Here's what "Charlotte" wrote:

September 28, 2011
My thoughts and prayer are with your family today Tom. I've just recently learned of your passing. You possessed a spirit that always gave and seldom asked for return. You continue live on in the heart and soul of your diverse and very large family, your multitude of friends from all walks of life, and in the beautiful children and their children you created. Your life and all which it stood for should never be forgotten. May peace surround us all until we meet again.

Charlotte





Saturday, January 1, 2011

2010 had more ups and downs than a Craftmatic bed at the Bunny Ranch


2010 was a year of highs, lows, heartbreak, obstacles and challenges. It was the best and worst. It was the year I learned what I was made of.

The lessons of 2010

Blessings sometimes come disguised as heartbreak.

It was a year with great loss. It began and ended with the passing of loved ones. My dear friend Renee in January, my father in December. I learned that when someone leaves this earth their memory lives on within you, in your thoughts and in your actions. They are never far away.

Laughter is as important to my well being as the air I breathe.

Facing fear never gets easier. I did things I thought I could never do. We moved the entire family, four generation into one house. That in itself was a challenge. Overcoming being squeamish to care for the physical needs of my father is something I never thought I could do, yet I did.

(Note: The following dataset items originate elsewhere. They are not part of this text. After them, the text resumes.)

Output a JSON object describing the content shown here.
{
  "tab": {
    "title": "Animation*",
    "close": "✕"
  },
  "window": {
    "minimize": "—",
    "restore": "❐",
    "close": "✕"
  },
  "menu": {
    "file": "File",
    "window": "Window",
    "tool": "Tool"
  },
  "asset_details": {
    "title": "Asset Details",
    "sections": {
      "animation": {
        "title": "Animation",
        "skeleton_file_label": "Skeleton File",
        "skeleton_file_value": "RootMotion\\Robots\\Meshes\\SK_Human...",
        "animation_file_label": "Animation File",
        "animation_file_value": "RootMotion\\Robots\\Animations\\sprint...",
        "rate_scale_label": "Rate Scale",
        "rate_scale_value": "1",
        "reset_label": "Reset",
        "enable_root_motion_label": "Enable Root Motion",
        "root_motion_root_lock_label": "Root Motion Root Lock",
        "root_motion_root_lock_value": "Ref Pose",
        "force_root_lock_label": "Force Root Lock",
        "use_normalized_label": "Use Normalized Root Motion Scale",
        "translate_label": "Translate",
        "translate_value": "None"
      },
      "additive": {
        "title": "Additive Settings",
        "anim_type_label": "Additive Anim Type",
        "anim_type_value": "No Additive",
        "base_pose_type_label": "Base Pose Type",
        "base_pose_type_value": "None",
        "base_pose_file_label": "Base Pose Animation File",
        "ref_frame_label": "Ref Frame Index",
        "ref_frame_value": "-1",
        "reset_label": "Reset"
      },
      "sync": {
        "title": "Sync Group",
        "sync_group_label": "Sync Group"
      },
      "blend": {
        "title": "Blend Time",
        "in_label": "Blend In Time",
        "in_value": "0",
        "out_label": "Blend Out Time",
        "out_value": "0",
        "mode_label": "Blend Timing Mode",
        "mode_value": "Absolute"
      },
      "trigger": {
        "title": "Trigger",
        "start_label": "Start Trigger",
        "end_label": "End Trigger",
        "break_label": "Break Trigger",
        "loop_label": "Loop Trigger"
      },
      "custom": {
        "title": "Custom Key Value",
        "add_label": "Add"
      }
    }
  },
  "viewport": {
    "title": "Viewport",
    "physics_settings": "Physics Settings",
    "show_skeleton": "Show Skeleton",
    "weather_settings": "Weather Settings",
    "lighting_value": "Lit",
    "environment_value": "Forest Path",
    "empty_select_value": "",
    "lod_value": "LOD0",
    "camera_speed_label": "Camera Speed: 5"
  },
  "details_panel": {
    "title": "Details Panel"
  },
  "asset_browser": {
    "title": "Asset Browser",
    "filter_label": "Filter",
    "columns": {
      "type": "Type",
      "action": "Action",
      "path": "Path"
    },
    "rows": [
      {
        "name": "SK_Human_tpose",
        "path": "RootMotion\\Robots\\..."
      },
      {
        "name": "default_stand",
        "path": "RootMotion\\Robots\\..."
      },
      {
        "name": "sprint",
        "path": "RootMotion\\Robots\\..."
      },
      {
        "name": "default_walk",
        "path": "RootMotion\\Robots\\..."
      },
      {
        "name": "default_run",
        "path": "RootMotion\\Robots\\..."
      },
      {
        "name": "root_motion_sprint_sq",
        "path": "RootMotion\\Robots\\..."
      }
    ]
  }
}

Managing to keep joy and laughter in your life when facing impending death while a challenge is not impossible. My dad inspired me every day. He had so many obstacles to deal with just to get through a day, yet he did it with a smile and gratitude.

Not everyone will like me no matter how much I wish they would.

The disillusion of friendship. I learned that misunderstandings can't always be repaired no matter how much you had hoped they would be.

Forgiveness is imperative to moving forward.

Not to rush to judgement. Some of the best surprises of 2010 were things I would have missed out on if I had never explored beyond my initial impression.

Passion is the lifeblood of creativity.

The labyrinth always leads back to the people you respect and care about.

Love, It's that simple.

All in all, it was a very good year. Looking forward to a great 2011. Happy New Year!





























All in all, it was a very good year.